米国による対イラン「経済戦争」の強化に対し、イランは「(人々の生活に影響を与える)経済テロで、人道に対する罪だ」(外務省声明)と反発している。実際の影響の度合いが注目される。
イラン側の強気な姿勢
ガリバフ国会議長は24日、米国で発表された制裁強化について「米国は、大声でどなり散らしても、だれも信じないとわかっている。イランの貿易相手の国々は、これらの声明を真剣にとらえていないと伝えてきた」とSNSに投稿し、制裁を気にしない構えを見せた。

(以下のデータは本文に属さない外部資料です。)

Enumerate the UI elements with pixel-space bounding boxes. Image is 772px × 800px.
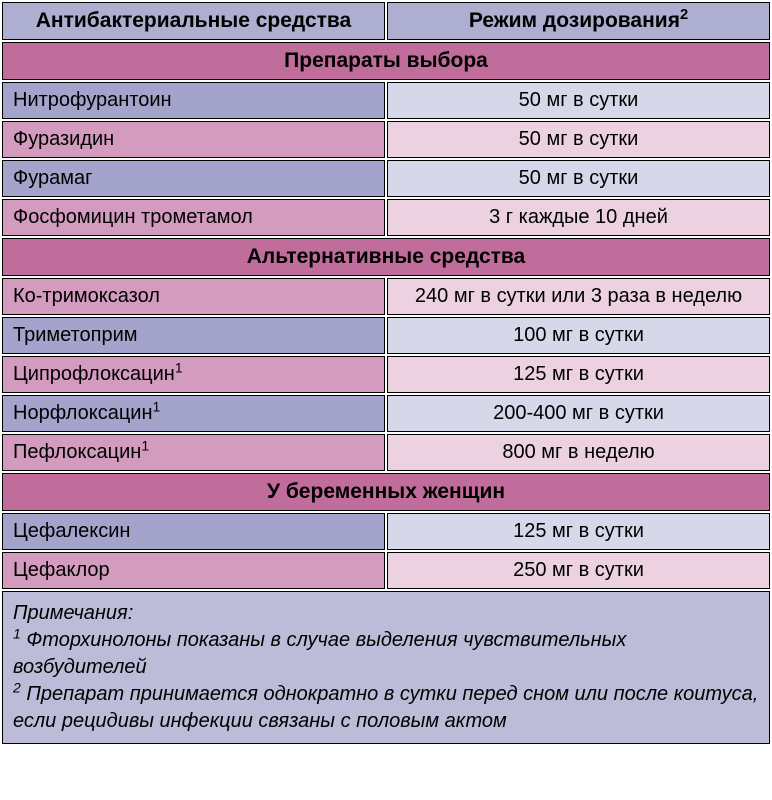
section-header: Альтернативные средства [2,238,770,276]
dose-cell: 240 мг в сутки или 3 раза в неделю [387,278,770,315]
header-col-drug: Антибактериальные средства [2,2,385,40]
drug-name: Ко-тримоксазол [13,285,160,307]
note-text: Препарат принимается однократно в сутки … [13,683,758,732]
drug-name-cell: Ко-тримоксазол [2,278,385,315]
note-sup: 2 [13,679,21,695]
drug-sup: 1 [141,437,149,453]
dose-cell: 100 мг в сутки [387,317,770,354]
dose-cell: 50 мг в сутки [387,82,770,119]
drug-name: Фосфомицин трометамол [13,206,253,228]
drug-name-cell: Цефалексин [2,513,385,550]
drug-name-cell: Ципрофлоксацин1 [2,356,385,393]
dose-cell: 125 мг в сутки [387,513,770,550]
drug-name-cell: Норфлоксацин1 [2,395,385,432]
drug-name: Фуразидин [13,128,114,150]
drug-name: Нитрофурантоин [13,89,172,111]
dose-cell: 200-400 мг в сутки [387,395,770,432]
notes-heading: Примечания: [13,600,759,627]
drug-name-cell: Фуразидин [2,121,385,158]
note-line: 2 Препарат принимается однократно в сутк… [13,681,759,735]
section-header: У беременных женщин [2,473,770,511]
dose-cell: 250 мг в сутки [387,552,770,589]
dose-cell: 3 г каждые 10 дней [387,199,770,236]
drug-name: Фурамаг [13,167,92,189]
drug-name-cell: Триметоприм [2,317,385,354]
drug-name-cell: Нитрофурантоин [2,82,385,119]
dose-cell: 50 мг в сутки [387,121,770,158]
note-text: Фторхинолоны показаны в случае выделения… [13,629,626,678]
notes-cell: Примечания:1 Фторхинолоны показаны в слу… [2,591,770,744]
header-col-dose: Режим дозирования2 [387,2,770,40]
drug-sup: 1 [153,398,161,414]
drug-name-cell: Фосфомицин трометамол [2,199,385,236]
note-line: 1 Фторхинолоны показаны в случае выделен… [13,627,759,681]
drug-sup: 1 [175,359,183,375]
dose-cell: 800 мг в неделю [387,434,770,471]
drug-name: Норфлоксацин [13,402,153,424]
section-header: Препараты выбора [2,42,770,80]
medication-table: Антибактериальные средстваРежим дозирова… [0,0,772,746]
drug-name: Цефалексин [13,520,130,542]
drug-name-cell: Цефаклор [2,552,385,589]
drug-name: Триметоприм [13,324,138,346]
drug-name: Ципрофлоксацин [13,363,175,385]
header-dose-sup: 2 [680,7,688,23]
drug-name-cell: Пефлоксацин1 [2,434,385,471]
drug-name: Цефаклор [13,559,110,581]
dose-cell: 50 мг в сутки [387,160,770,197]
note-sup: 1 [13,625,21,641]
dose-cell: 125 мг в сутки [387,356,770,393]
drug-name: Пефлоксацин [13,441,141,463]
drug-name-cell: Фурамаг [2,160,385,197]
header-dose-text: Режим дозирования [469,9,680,32]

国営プレスTVによると、この日にイランを訪れた仲介国パキスタンのムニール陸軍元帥に対して、面会したペゼシュキアン大統領らは米国への不信感を表明。外交・安全保障政策を統括する国家安全保障最高評議会事務局長のレザイ氏は、ホルムズ海峡の封鎖を続ける強気の姿勢も見せたという。
イラン経済の危機的状況
イラン経済は危機的状況にある。国際通貨基金(IMF)によると、イランの2025年のインフレ率は50.9%で、26年は68.9%と見込まれる。ただ、長期の経済制裁でイランには耐性があるとの見方もある。
そんなイランに対して、今回の制裁強化はどんな影響を及ぼすのか。かぎを握るのは中国とアラブ首長国連邦(UAE)の対応だ。
中国とUAEの対応が焦点
これまでの制裁でイランが原油を日本など多くの国へ輸出できなくなっているなか、イラン産原油の輸出先の9割超を中国が占めるとされる。
イランでの報道などによると、今後の制裁の実効性は中国とUAEがどのように対応するかにかかっているとみられる。